Technical information
- Licensing authority: FCC
- Facility ID: 20669
- Class: B
- Power: 5,000 watts daytime; 2,500 watts nighttime;

Links
- Public license information: Public file; LMS;
- Webcast: Listen live
- Website: familyradio.org

= KARR (AM) =

KARR (1460 kHz) was an AM radio station licensed to Kirkland, Washington, United States. It broadcast to the Seattle metropolitan area and was last owned by James A. Dalke.

KARR used a directional antenna at all times, broadcasting at 5,000 watts by day and 2,500 watts at night. Its transmitter was off 127th Place NE in Kirkland.

==History==
The 1460 frequency in the Seattle area first was used by KYAC, which signed on in 1964. It was owned by Carl-Dek, Inc. and aired a country music format, and would later flip to an R&B format. The station was a daytimer, broadcasting at 5,000 watts but required to go off the air at sunset to avoid interfering with other stations on AM 1460. In 1975, KYAC moved to 1250 AM, taking over the dial position of KTW.

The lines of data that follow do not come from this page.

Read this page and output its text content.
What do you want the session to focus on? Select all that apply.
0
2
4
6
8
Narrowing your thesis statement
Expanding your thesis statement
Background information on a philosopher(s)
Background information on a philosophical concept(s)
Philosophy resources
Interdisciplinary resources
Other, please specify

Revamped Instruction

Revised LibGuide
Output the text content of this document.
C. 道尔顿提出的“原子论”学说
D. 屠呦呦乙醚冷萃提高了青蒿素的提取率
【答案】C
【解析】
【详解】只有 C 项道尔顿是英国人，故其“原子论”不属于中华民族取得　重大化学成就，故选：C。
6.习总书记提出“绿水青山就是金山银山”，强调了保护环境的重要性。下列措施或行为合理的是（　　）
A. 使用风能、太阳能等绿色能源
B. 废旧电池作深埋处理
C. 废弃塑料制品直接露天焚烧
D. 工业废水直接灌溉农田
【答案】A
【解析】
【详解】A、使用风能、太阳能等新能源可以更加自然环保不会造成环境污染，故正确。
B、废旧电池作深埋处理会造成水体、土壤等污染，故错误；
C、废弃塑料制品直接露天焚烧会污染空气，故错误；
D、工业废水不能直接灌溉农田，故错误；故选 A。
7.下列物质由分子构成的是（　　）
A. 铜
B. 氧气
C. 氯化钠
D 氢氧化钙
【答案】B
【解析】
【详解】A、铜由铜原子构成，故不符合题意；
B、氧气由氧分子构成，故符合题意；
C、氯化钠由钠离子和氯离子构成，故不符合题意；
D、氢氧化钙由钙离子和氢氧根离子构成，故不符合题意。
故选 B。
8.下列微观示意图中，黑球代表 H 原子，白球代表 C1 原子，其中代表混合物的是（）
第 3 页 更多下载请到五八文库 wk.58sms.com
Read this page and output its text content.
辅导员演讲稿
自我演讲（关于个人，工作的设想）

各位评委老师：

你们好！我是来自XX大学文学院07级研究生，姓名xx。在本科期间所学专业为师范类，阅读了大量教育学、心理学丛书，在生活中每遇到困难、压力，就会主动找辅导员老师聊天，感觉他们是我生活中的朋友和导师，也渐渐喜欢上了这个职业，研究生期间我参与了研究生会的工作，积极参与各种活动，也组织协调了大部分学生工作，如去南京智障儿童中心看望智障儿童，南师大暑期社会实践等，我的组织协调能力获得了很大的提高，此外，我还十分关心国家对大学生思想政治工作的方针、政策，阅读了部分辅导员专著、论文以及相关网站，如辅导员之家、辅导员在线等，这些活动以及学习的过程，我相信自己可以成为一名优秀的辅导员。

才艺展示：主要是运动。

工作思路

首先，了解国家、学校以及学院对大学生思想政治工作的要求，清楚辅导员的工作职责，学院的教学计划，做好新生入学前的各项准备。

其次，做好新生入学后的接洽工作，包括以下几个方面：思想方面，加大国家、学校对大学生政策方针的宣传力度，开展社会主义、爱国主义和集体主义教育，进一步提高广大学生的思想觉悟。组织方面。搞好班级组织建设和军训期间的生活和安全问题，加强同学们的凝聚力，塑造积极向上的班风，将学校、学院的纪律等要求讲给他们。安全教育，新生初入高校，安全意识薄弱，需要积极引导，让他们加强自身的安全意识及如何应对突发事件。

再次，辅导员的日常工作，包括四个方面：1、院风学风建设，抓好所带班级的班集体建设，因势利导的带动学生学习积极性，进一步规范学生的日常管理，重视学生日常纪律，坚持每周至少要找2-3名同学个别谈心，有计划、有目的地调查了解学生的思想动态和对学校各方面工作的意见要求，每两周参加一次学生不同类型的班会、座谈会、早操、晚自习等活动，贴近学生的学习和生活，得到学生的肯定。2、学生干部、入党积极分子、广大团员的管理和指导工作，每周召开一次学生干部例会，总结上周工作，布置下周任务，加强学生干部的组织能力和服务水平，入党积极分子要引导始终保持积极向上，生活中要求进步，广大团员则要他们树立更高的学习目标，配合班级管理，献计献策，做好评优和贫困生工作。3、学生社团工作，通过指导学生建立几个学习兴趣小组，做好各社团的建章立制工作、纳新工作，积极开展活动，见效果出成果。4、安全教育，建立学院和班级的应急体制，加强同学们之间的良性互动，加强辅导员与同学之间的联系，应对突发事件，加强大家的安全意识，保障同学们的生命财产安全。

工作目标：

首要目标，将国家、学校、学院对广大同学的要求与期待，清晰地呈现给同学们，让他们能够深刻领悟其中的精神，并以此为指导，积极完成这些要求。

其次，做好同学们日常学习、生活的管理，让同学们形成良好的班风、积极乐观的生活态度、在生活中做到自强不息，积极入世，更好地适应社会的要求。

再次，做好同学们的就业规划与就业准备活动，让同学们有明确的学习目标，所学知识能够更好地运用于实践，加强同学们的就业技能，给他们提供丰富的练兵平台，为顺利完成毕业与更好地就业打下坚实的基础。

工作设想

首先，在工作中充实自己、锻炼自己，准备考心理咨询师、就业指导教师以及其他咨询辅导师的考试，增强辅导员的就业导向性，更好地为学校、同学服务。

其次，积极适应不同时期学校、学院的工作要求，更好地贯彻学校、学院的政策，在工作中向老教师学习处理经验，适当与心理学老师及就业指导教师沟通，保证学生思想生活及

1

Also in 1975, a new station signed on at AM 1460. KILO aired an album rock format. In 1977, it became KGAA, a country music station owned by Monroe Broadcasting, a Spokane-based company that also owned that city's country station, KGA.

In 1979, KGAA flipped to an MOR format. The station was sold that year to Community Communications of Gresham, Oregon. In 1983, the station was granted the right to broadcast full-time by the Federal Communications Commission (FCC).

The station changed its call sign to KARR in 1984, and flipped to an adult standards format, utilizing the "Music of Your Life" network feed.

In 1985, KARR went dark due to financial problems. The following September, KARR returned to the air as an affiliate of Family Radio, and would be owned Family Radio itself.

On February 12, 2014, Family Radio announced that KARR would suspend operations on 28 February due to the expiration of the lease at its transmitter location. KARR returned to the air with reduced power from a temporary transmitter site on 23 February 2015.

Effective August 6, 2015, the station was sold to James A. Dalke, for a price of $3,000. Dalke continued to operate KARR with oldies programming, restoring it to 250 watts.

The station left the air in May 2023 and never returned. The Federal Communications Commission cancelled the station’s license on August 8, 2024.